Wastewater Treatment Facility

Ithaca Area Wastewater Treatment Facility
The Ithaca Area Wastewater Treatment Facility (IAWWTF) is an Intermunicipal Agency, a successful example of cooperation between multiple municipalities.

The IAWWTF is owned by three municipalities (The City of Ithaca, and the Towns of Ithaca and Dryden). Representatives of these communities worked together over a 14-year planning and construction period, to create a facility critical to public health and protective of the environment for current and future generations. This treatment plant has been serving its owners' communities since October 1987.
Ithaca Area Wastewater Treatment Facility Arial Photo
Simon Wheeler / ©2008 The Ithaca Journal, used by permission.
Wastewater Treatment
After water is used in homes, institutions, and businesses, it is delivered as wastewater to the sanitary sewer system. There are approximately 80 miles of sanitary sewer mains located underground throughout the City of Ithaca, with additional amounts in the other areas served. The service area has separate sanitary and stormwater collection systems.

Wastewater flows through the sanitary sewer mains primarily by gravity. In addition, there are a small number of pump stations that help deliver wastewater to the IAWWTF for treatment.

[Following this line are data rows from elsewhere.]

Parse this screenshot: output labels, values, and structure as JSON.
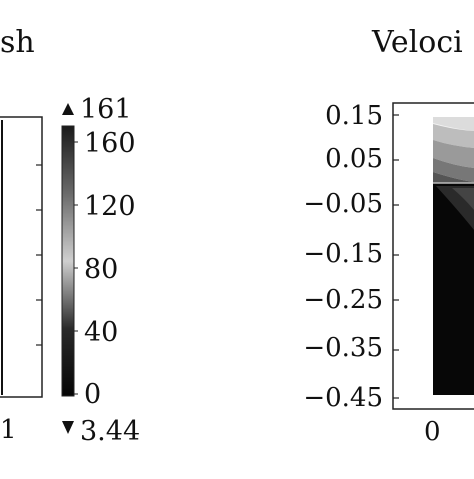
{
  "left_panel": {
    "title": "sh",
    "x_tick_label": "1"
  },
  "colorbar": {
    "max_marker": "161",
    "min_marker": "3.44",
    "tick_labels": [
      "160",
      "120",
      "80",
      "40",
      "0"
    ],
    "tick_values": [
      160,
      120,
      80,
      40,
      0
    ],
    "range": [
      0,
      160
    ]
  },
  "right_panel": {
    "title": "Veloci",
    "y_tick_labels": [
      "0.15",
      "0.05",
      "−0.05",
      "−0.15",
      "−0.25",
      "−0.35",
      "−0.45"
    ],
    "y_tick_values": [
      0.15,
      0.05,
      -0.05,
      -0.15,
      -0.25,
      -0.35,
      -0.45
    ],
    "x_tick_label": "0"
  },
  "colors": {
    "ink": "#111111",
    "frame": "#222222",
    "field_dark": "#070707"
  }
}
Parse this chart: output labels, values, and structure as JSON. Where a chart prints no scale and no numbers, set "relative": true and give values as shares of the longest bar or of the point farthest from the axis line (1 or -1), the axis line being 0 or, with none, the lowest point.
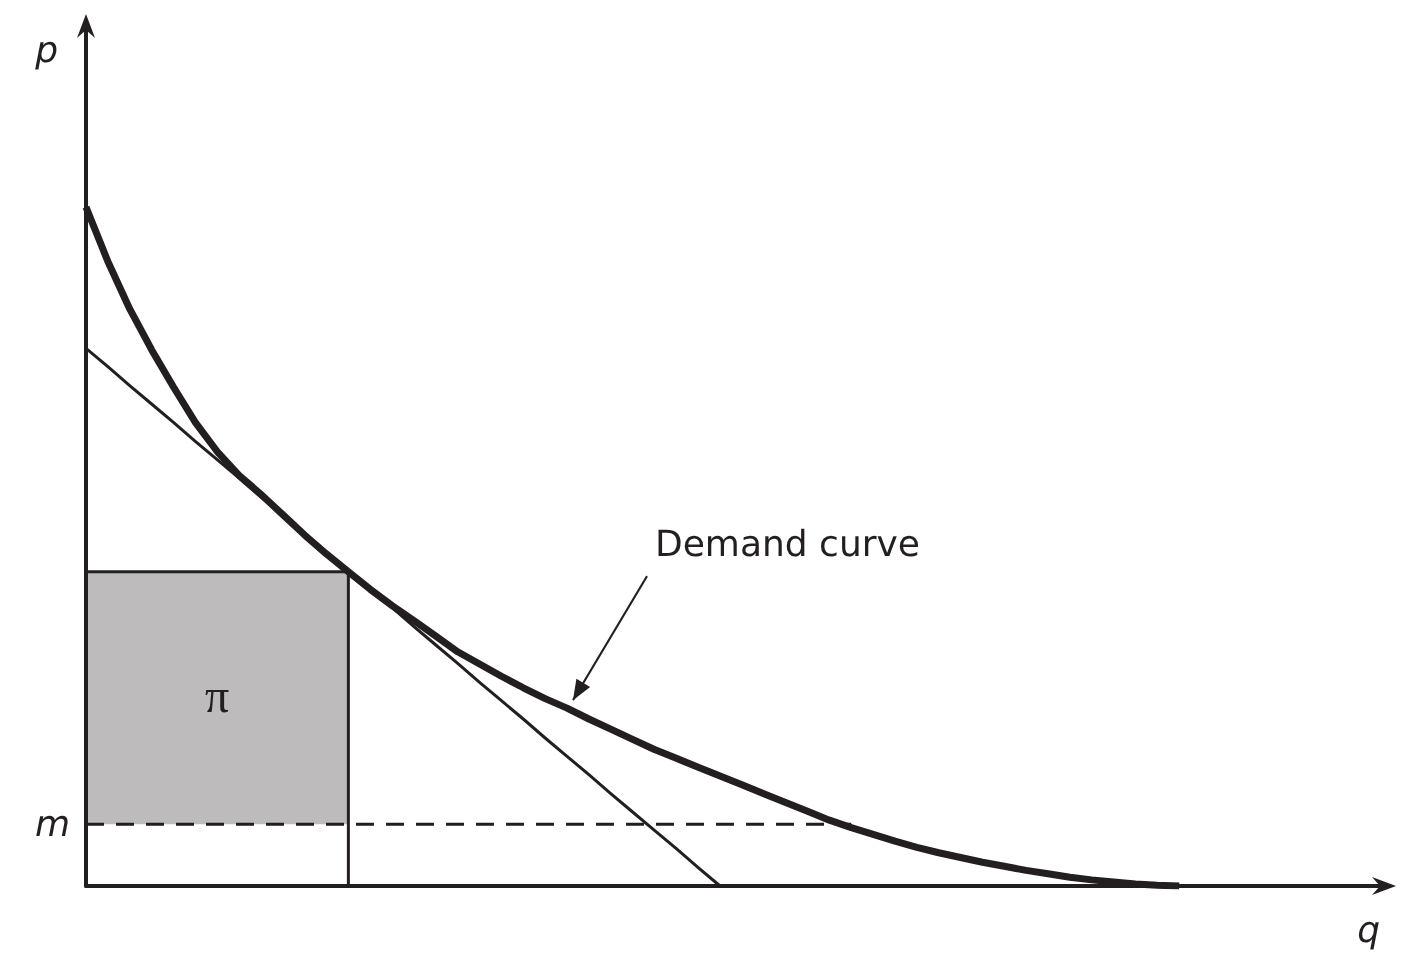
{
  "chart_data": {
    "type": "line",
    "relative": true,
    "xlabel": "q",
    "ylabel": "p",
    "marker": "none",
    "categories": [
      null,
      null,
      null,
      null,
      null,
      null,
      null,
      null,
      null,
      null,
      null,
      null,
      null,
      null,
      null,
      null,
      null,
      null,
      null,
      null,
      null,
      null,
      null,
      null,
      null,
      null,
      null,
      null,
      null,
      null,
      null,
      null,
      null,
      null,
      null,
      null,
      null,
      null,
      null,
      null,
      null,
      null,
      null,
      null,
      null,
      null,
      null,
      null,
      null,
      null,
      null,
      null,
      null,
      null,
      null,
      null,
      null,
      null,
      null,
      null
    ],
    "annotations": [
      "Demand curve",
      "π",
      "m"
    ],
    "series": [
      {
        "color": "#231f20",
        "values": [
          1,
          0.92,
          0.85,
          0.79,
          0.735,
          0.683,
          0.64,
          0.605,
          0.577,
          0.547,
          0.517,
          0.489,
          0.463,
          0.437,
          0.413,
          0.391,
          0.368,
          0.345,
          0.327,
          0.309,
          0.292,
          0.276,
          0.262,
          0.246,
          0.231,
          0.216,
          0.201,
          0.188,
          0.175,
          0.162,
          0.149,
          0.136,
          0.123,
          0.11,
          0.097,
          0.086,
          0.076,
          0.066,
          0.057,
          0.049,
          0.042,
          0.035,
          0.029,
          0.023,
          0.018,
          0.013,
          0.009,
          0.006,
          0.003,
          0.001,
          0,
          null,
          null,
          null,
          null,
          null,
          null,
          null,
          null,
          null
        ]
      },
      {
        "color": "#231f20",
        "values": [
          0.792,
          0.765,
          0.737,
          0.71,
          0.683,
          0.655,
          0.628,
          0.601,
          0.573,
          0.546,
          0.519,
          0.492,
          0.464,
          0.437,
          0.41,
          0.382,
          0.355,
          0.328,
          0.3,
          0.273,
          0.246,
          0.218,
          0.191,
          0.164,
          0.136,
          0.109,
          0.082,
          0.055,
          0.027,
          0,
          null,
          null,
          null,
          null,
          null,
          null,
          null,
          null,
          null,
          null,
          null,
          null,
          null,
          null,
          null,
          null,
          null,
          null,
          null,
          null,
          null,
          null,
          null,
          null,
          null,
          null,
          null,
          null,
          null,
          null
        ]
      },
      {
        "color": "#231f20",
        "values": [
          0.463,
          0.463,
          0.463,
          0.463,
          0.463,
          0.463,
          0.463,
          0.463,
          0.463,
          0.463,
          0.463,
          0.463,
          0.463,
          null,
          null,
          null,
          null,
          null,
          null,
          null,
          null,
          null,
          null,
          null,
          null,
          null,
          null,
          null,
          null,
          null,
          null,
          null,
          null,
          null,
          null,
          null,
          null,
          null,
          null,
          null,
          null,
          null,
          null,
          null,
          null,
          null,
          null,
          null,
          null,
          null,
          null,
          null,
          null,
          null,
          null,
          null,
          null,
          null,
          null,
          null
        ],
        "lower": [
          0.091,
          0.091,
          0.091,
          0.091,
          0.091,
          0.091,
          0.091,
          0.091,
          0.091,
          0.091,
          0.091,
          0.091,
          0.091,
          null,
          null,
          null,
          null,
          null,
          null,
          null,
          null,
          null,
          null,
          null,
          null,
          null,
          null,
          null,
          null,
          null,
          null,
          null,
          null,
          null,
          null,
          null,
          null,
          null,
          null,
          null,
          null,
          null,
          null,
          null,
          null,
          null,
          null,
          null,
          null,
          null,
          null,
          null,
          null,
          null,
          null,
          null,
          null,
          null,
          null,
          null
        ],
        "upper": [
          0.463,
          0.463,
          0.463,
          0.463,
          0.463,
          0.463,
          0.463,
          0.463,
          0.463,
          0.463,
          0.463,
          0.463,
          0.463,
          null,
          null,
          null,
          null,
          null,
          null,
          null,
          null,
          null,
          null,
          null,
          null,
          null,
          null,
          null,
          null,
          null,
          null,
          null,
          null,
          null,
          null,
          null,
          null,
          null,
          null,
          null,
          null,
          null,
          null,
          null,
          null,
          null,
          null,
          null,
          null,
          null,
          null,
          null,
          null,
          null,
          null,
          null,
          null,
          null,
          null,
          null
        ]
      },
      {
        "color": "#231f20",
        "line_style": "dashed",
        "values": [
          0.091,
          0.091,
          0.091,
          0.091,
          0.091,
          0.091,
          0.091,
          0.091,
          0.091,
          0.091,
          0.091,
          0.091,
          0.091,
          0.091,
          0.091,
          0.091,
          0.091,
          0.091,
          0.091,
          0.091,
          0.091,
          0.091,
          0.091,
          0.091,
          0.091,
          0.091,
          0.091,
          0.091,
          0.091,
          0.091,
          0.091,
          0.091,
          0.091,
          0.091,
          0.091,
          0.091,
          null,
          null,
          null,
          null,
          null,
          null,
          null,
          null,
          null,
          null,
          null,
          null,
          null,
          null,
          null,
          null,
          null,
          null,
          null,
          null,
          null,
          null,
          null,
          null
        ]
      }
    ]
  }
}
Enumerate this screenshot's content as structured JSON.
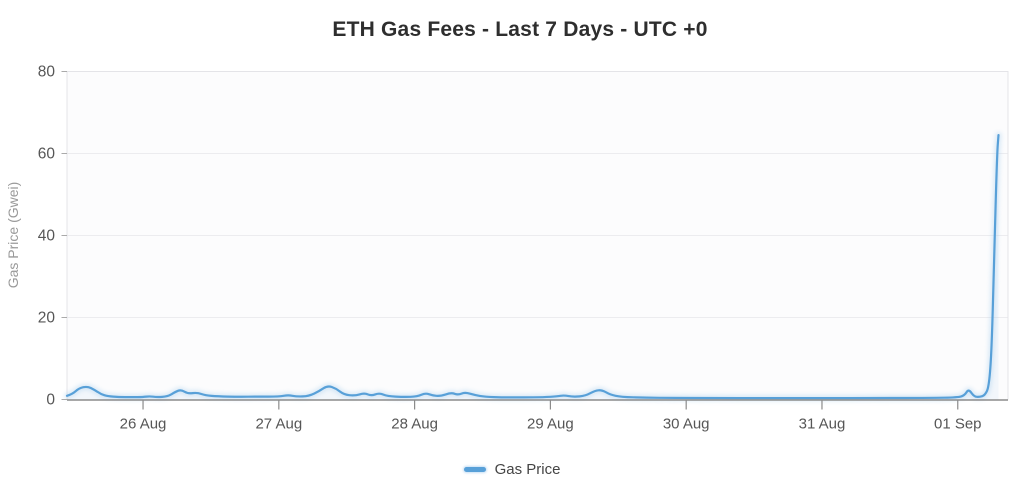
{
  "chart_data": {
    "type": "line",
    "title": "ETH Gas Fees - Last 7 Days - UTC +0",
    "xlabel": "",
    "ylabel": "Gas Price (Gwei)",
    "ylim": [
      0,
      80
    ],
    "y_ticks": [
      0,
      20,
      40,
      60,
      80
    ],
    "x_ticks": [
      {
        "label": "26 Aug",
        "day": 0
      },
      {
        "label": "27 Aug",
        "day": 1
      },
      {
        "label": "28 Aug",
        "day": 2
      },
      {
        "label": "29 Aug",
        "day": 3
      },
      {
        "label": "30 Aug",
        "day": 4
      },
      {
        "label": "31 Aug",
        "day": 5
      },
      {
        "label": "01 Sep",
        "day": 6
      }
    ],
    "x_range_days": [
      -0.56,
      6.37
    ],
    "grid": "horizontal",
    "legend_position": "bottom",
    "series": [
      {
        "name": "Gas Price",
        "color": "#58a0d8",
        "points_unit": "[days_after_26_Aug_00_UTC, gwei]",
        "points": [
          [
            -0.56,
            0.9
          ],
          [
            -0.52,
            1.3
          ],
          [
            -0.47,
            2.8
          ],
          [
            -0.41,
            3.2
          ],
          [
            -0.36,
            2.4
          ],
          [
            -0.31,
            1.3
          ],
          [
            -0.26,
            0.8
          ],
          [
            -0.18,
            0.6
          ],
          [
            -0.08,
            0.55
          ],
          [
            0.0,
            0.6
          ],
          [
            0.05,
            0.8
          ],
          [
            0.1,
            0.55
          ],
          [
            0.18,
            0.7
          ],
          [
            0.24,
            1.9
          ],
          [
            0.28,
            2.4
          ],
          [
            0.33,
            1.4
          ],
          [
            0.4,
            1.7
          ],
          [
            0.46,
            1.0
          ],
          [
            0.55,
            0.75
          ],
          [
            0.7,
            0.65
          ],
          [
            0.85,
            0.7
          ],
          [
            1.0,
            0.7
          ],
          [
            1.07,
            1.1
          ],
          [
            1.13,
            0.7
          ],
          [
            1.22,
            0.8
          ],
          [
            1.3,
            2.1
          ],
          [
            1.36,
            3.4
          ],
          [
            1.42,
            2.7
          ],
          [
            1.48,
            1.2
          ],
          [
            1.56,
            0.9
          ],
          [
            1.63,
            1.6
          ],
          [
            1.68,
            0.9
          ],
          [
            1.74,
            1.6
          ],
          [
            1.8,
            0.8
          ],
          [
            1.92,
            0.6
          ],
          [
            2.02,
            0.7
          ],
          [
            2.08,
            1.6
          ],
          [
            2.13,
            1.0
          ],
          [
            2.19,
            0.8
          ],
          [
            2.27,
            1.7
          ],
          [
            2.32,
            1.1
          ],
          [
            2.37,
            1.8
          ],
          [
            2.44,
            1.1
          ],
          [
            2.52,
            0.65
          ],
          [
            2.65,
            0.5
          ],
          [
            2.8,
            0.5
          ],
          [
            2.95,
            0.55
          ],
          [
            3.05,
            0.75
          ],
          [
            3.1,
            1.05
          ],
          [
            3.17,
            0.6
          ],
          [
            3.26,
            0.9
          ],
          [
            3.33,
            2.2
          ],
          [
            3.38,
            2.3
          ],
          [
            3.44,
            1.2
          ],
          [
            3.52,
            0.6
          ],
          [
            3.7,
            0.45
          ],
          [
            3.9,
            0.4
          ],
          [
            4.2,
            0.35
          ],
          [
            4.6,
            0.35
          ],
          [
            5.0,
            0.35
          ],
          [
            5.4,
            0.35
          ],
          [
            5.8,
            0.4
          ],
          [
            6.0,
            0.5
          ],
          [
            6.05,
            1.0
          ],
          [
            6.08,
            2.6
          ],
          [
            6.12,
            0.7
          ],
          [
            6.16,
            0.6
          ],
          [
            6.2,
            1.0
          ],
          [
            6.23,
            3.2
          ],
          [
            6.25,
            12
          ],
          [
            6.27,
            38
          ],
          [
            6.29,
            60
          ],
          [
            6.3,
            64.5
          ]
        ]
      }
    ]
  },
  "legend": {
    "label": "Gas Price"
  },
  "colors": {
    "line": "#58a0d8",
    "line_glow": "#aed2ee",
    "area_fill": "rgba(120,175,230,0.07)",
    "grid": "#ececef",
    "plot_border": "#e4e4e8",
    "plot_background": "#fcfcfd",
    "axis": "#8b8b8b",
    "tick_label": "#565656",
    "axis_label": "#9a9a9a",
    "title": "#2e2e2e"
  }
}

The IAWWTF is designed to remove nutrients, solids, and waterborne pathogens from wastewater and to recycle clean water into Cayuga Lake. We treat approximately 6.5 to 7 million gallons of raw sewage each day, although there are noticeable seasonal variations tied to school schedules. In addition, volumes increase at times of rain fall and snow melt and can approach a flow rate of 30 to 35 million gallons per day for short duration. The vast increase is due to the infiltration and inflow of other water into the sewer. This primarily results from: old sewers with cracks or leaky joints, illegally connected house footing drains, sump pumps or roof drains, or leaky manhole covers.

EPA Licensed
The IAWWTF is fully licensed by the Environmental Protection Agency (EPA) and the New York State Department of Environmental Conservation (NYSDEC). The laboratory at the plant is certified by the New York State Department of Health (NYSDOH) and the National Environmental Laboratory Approval Program (NELAP).